For SCIAMACHY information on cloud parameters are of twofold importance. Firstly, cloud parameters such as cloud fraction, top pressure (or height), and optical thickness (albedo) are required to correct the cloud impact on the trace gas concentrations. Secondly, due to its wide spectral range and despite its relatively low spatial resolution, SCIAMACHY data enables determination of important parameters for climate research like thermodynamic phase or geometrical thickness.

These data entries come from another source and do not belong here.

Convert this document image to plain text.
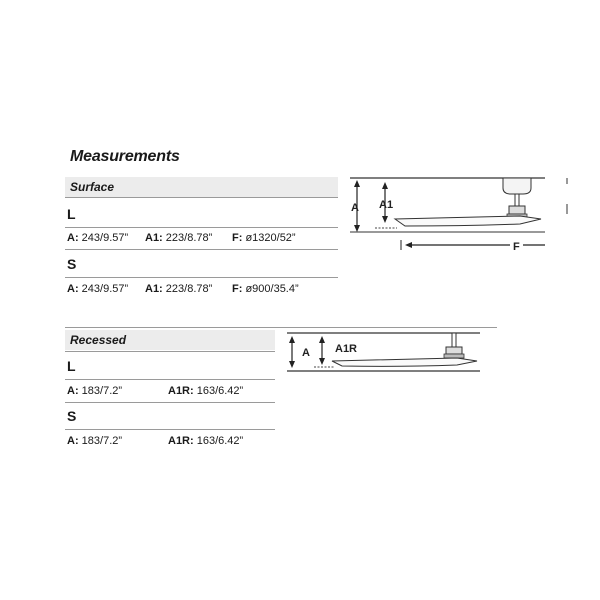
Measurements
Surface
L
A: 243/9.57” A1: 223/8.78” F: ø1320/52”
S
A: 243/9.57” A1: 223/8.78” F: ø900/35.4”
A A1
F
Recessed
L
A: 183/7.2”	A1R: 163/6.42”
S
A: 183/7.2”	A1R: 163/6.42”
A A1R
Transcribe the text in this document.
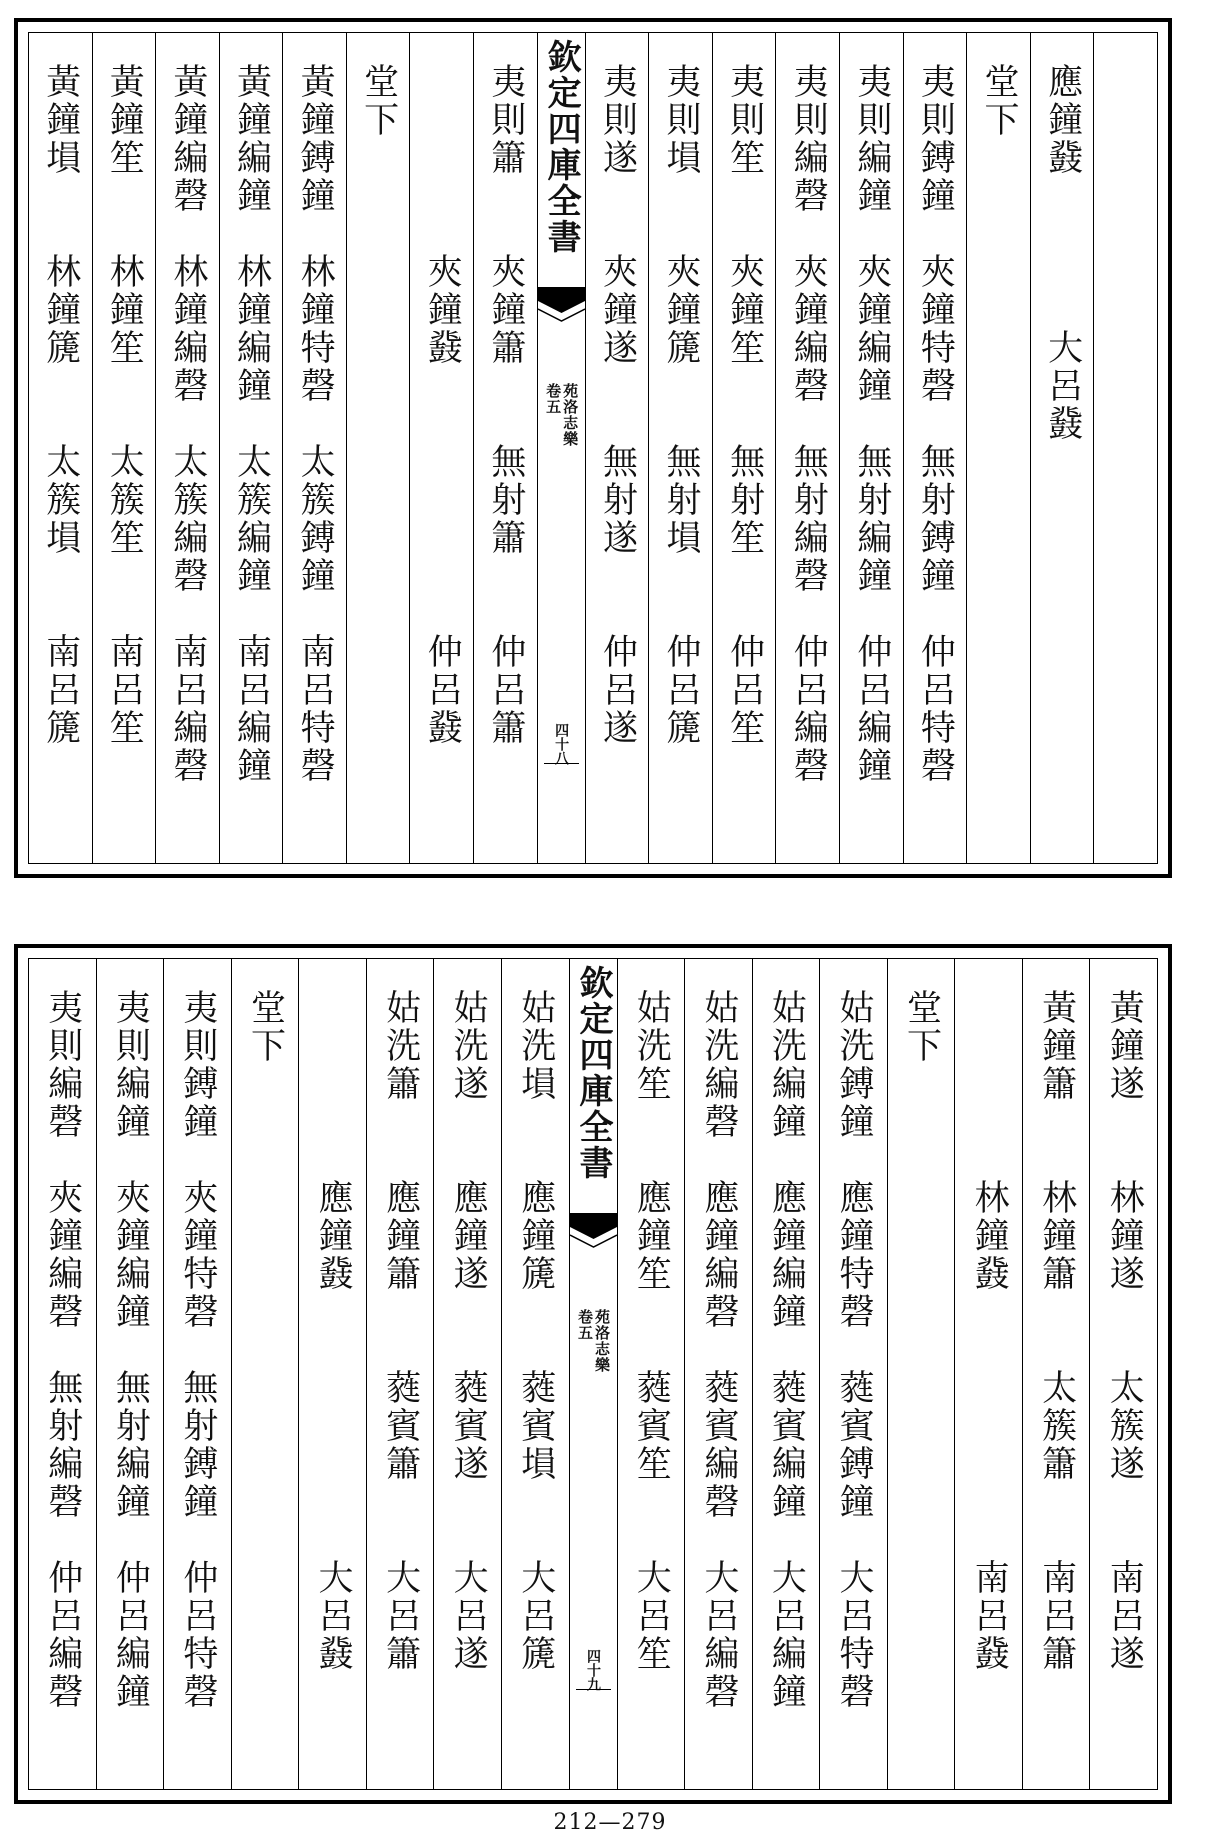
應鐘鼗　　　　大呂鼗
堂下
夷則鎛鐘　夾鐘特磬　無射鎛鐘　仲呂特磬
夷則編鐘　夾鐘編鐘　無射編鐘　仲呂編鐘
夷則編磬　夾鐘編磬　無射編磬　仲呂編磬
夷則笙　　夾鐘笙　　無射笙　　仲呂笙
夷則塤　　夾鐘篪　　無射塤　　仲呂篪
夷則遂　　夾鐘遂　　無射遂　　仲呂遂
欽定四庫全書
苑洛志樂
卷五
四十八
夷則簫　　夾鐘簫　　無射簫　　仲呂簫
　　　　　夾鐘鼗　　　　　　　仲呂鼗
堂下
黃鐘鎛鐘　林鐘特磬　太簇鎛鐘　南呂特磬
黃鐘編鐘　林鐘編鐘　太簇編鐘　南呂編鐘
黃鐘編磬　林鐘編磬　太簇編磬　南呂編磬
黃鐘笙　　林鐘笙　　太簇笙　　南呂笙
黃鐘塤　　林鐘篪　　太簇塤　　南呂篪
黃鐘遂　　林鐘遂　　太簇遂　　南呂遂
黃鐘簫　　林鐘簫　　太簇簫　　南呂簫
　　　　　林鐘鼗　　　　　　　南呂鼗
堂下
姑洗鎛鐘　應鐘特磬　蕤賓鎛鐘　大呂特磬
姑洗編鐘　應鐘編鐘　蕤賓編鐘　大呂編鐘
姑洗編磬　應鐘編磬　蕤賓編磬　大呂編磬
姑洗笙　　應鐘笙　　蕤賓笙　　大呂笙
欽定四庫全書
苑洛志樂
卷五
四十九
姑洗塤　　應鐘篪　　蕤賓塤　　大呂篪
姑洗遂　　應鐘遂　　蕤賓遂　　大呂遂
姑洗簫　　應鐘簫　　蕤賓簫　　大呂簫
　　　　　應鐘鼗　　　　　　　大呂鼗
堂下
夷則鎛鐘　夾鐘特磬　無射鎛鐘　仲呂特磬
夷則編鐘　夾鐘編鐘　無射編鐘　仲呂編鐘
夷則編磬　夾鐘編磬　無射編磬　仲呂編磬
212—279
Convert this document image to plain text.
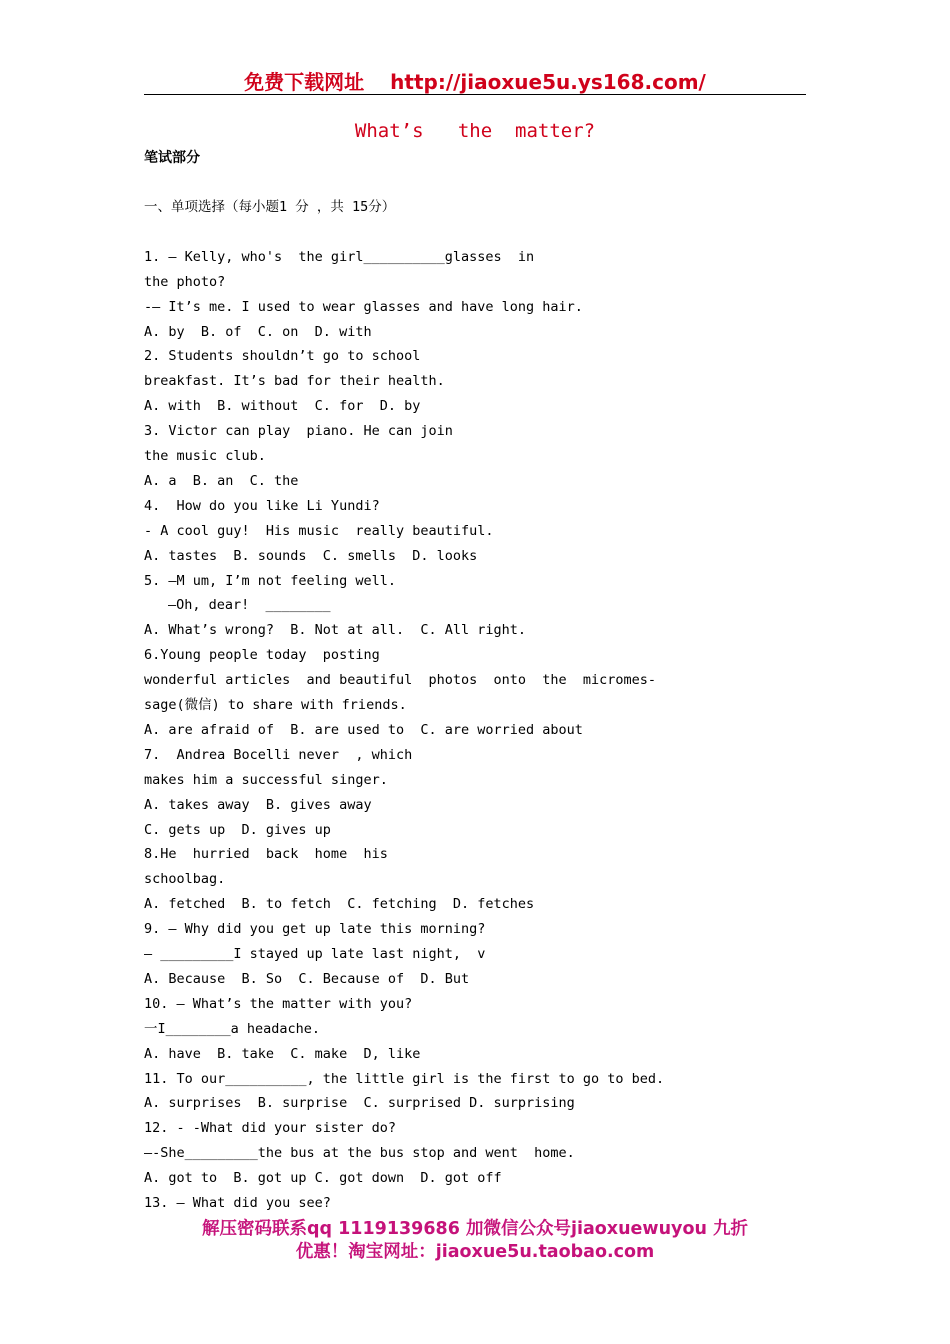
免费下载网址 http://jiaoxue5u.ys168.com/
What’s   the  matter?
笔试部分
一、单项选择（每小题1 分 ，共 15分）
1. — Kelly, who's  the girl__________glasses  in
the photo?
-— It’s me. I used to wear glasses and have long hair.
A. by  B. of  C. on  D. with
2. Students shouldn’t go to school
breakfast. It’s bad for their health.
A. with  B. without  C. for  D. by
3. Victor can play  piano. He can join
the music club.
A. a  B. an  C. the
4.  How do you like Li Yundi?
- A cool guy!  His music  really beautiful.
A. tastes  B. sounds  C. smells  D. looks
5. —M um, I’m not feeling well.
—Oh, dear!  ________
A. What’s wrong?  B. Not at all.  C. All right.
6.Young people today  posting
wonderful articles  and beautiful  photos  onto  the  micromes-
sage(微信) to share with friends.
A. are afraid of  B. are used to  C. are worried about
7.  Andrea Bocelli never  , which
makes him a successful singer.
A. takes away  B. gives away
C. gets up  D. gives up
8.He  hurried  back  home  his
schoolbag.
A. fetched  B. to fetch  C. fetching  D. fetches
9. — Why did you get up late this morning?
— _________I stayed up late last night,  v
A. Because  B. So  C. Because of  D. But
10. — What’s the matter with you?
一I________a headache.
A. have  B. take  C. make  D, like
11. To our__________, the little girl is the first to go to bed.
A. surprises  B. surprise  C. surprised D. surprising
12. - -What did your sister do?
—-She_________the bus at the bus stop and went  home.
A. got to  B. got up C. got down  D. got off
13. — What did you see?
解压密码联系qq 1119139686 加微信公众号jiaoxuewuyou 九折
优惠！淘宝网址：jiaoxue5u.taobao.com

Cloud Fraction (CF): In order to correct for the effect of clouds, a fast and reliable cloud fraction algorithm is required for SCIAMACHY. Nearly all cloud fraction algorithms for SCIAMACHY use the PMD measurements, as their higher temporal readout frequency translates into a higher spatial resolution as compared to data from channel 1 to 8. The basic principle of the algorithms is that cloud albedo is much higher than the Earth’s surface albedo (see fig. 5-8). Therefore, a pixel that is contaminated by clouds will have a higher detector signal than one that is cloud free. Cloud fractions can therefore be determined through comparison of PMD intensities. Several derivates of cloud fraction algorithms using PMD data are currently applied to SCIAMACHY data, such as the Optical Cloud Recognition Algorithm (OCRA, Loyola et al. 1998) used in the operational processing, the SCIAMACHY PMD Cloud Algorithm (SPCA, Yan 2005), the Heidelberg Iterative Cloud Retrieval Utilities (HICRU, Grzegorski et al. 2004) or the SCIAMACHY PMD Identification of Clouds and Ice/snow (SPICI, Krijger et al. 2005). (fig. 5-8)

fig. 5-8:

Clouds over Europe on July 9th, 2005. Cloud coverage as seen in a RGB composite (right) from MODIS on-board TERRA and cloud fraction (left) determined with OCRA using SCIAMACHY PMD data (images: IUP-IFE, University of Bremen and Dundee Satellite. Receiving Station)

Cloud Top Height (CTH): CTH can be estimated from measurements in the solar backscatter spectral ranges by using the changes in the penetration depth of solar photons due to strong changes in the absorption of trace gases with known vertical distributions such as O2 (see fig. 5-9). The idea for the CTH retrieval from O2 A-band absorption was originally proposed by Yamomoto and Wark (1961).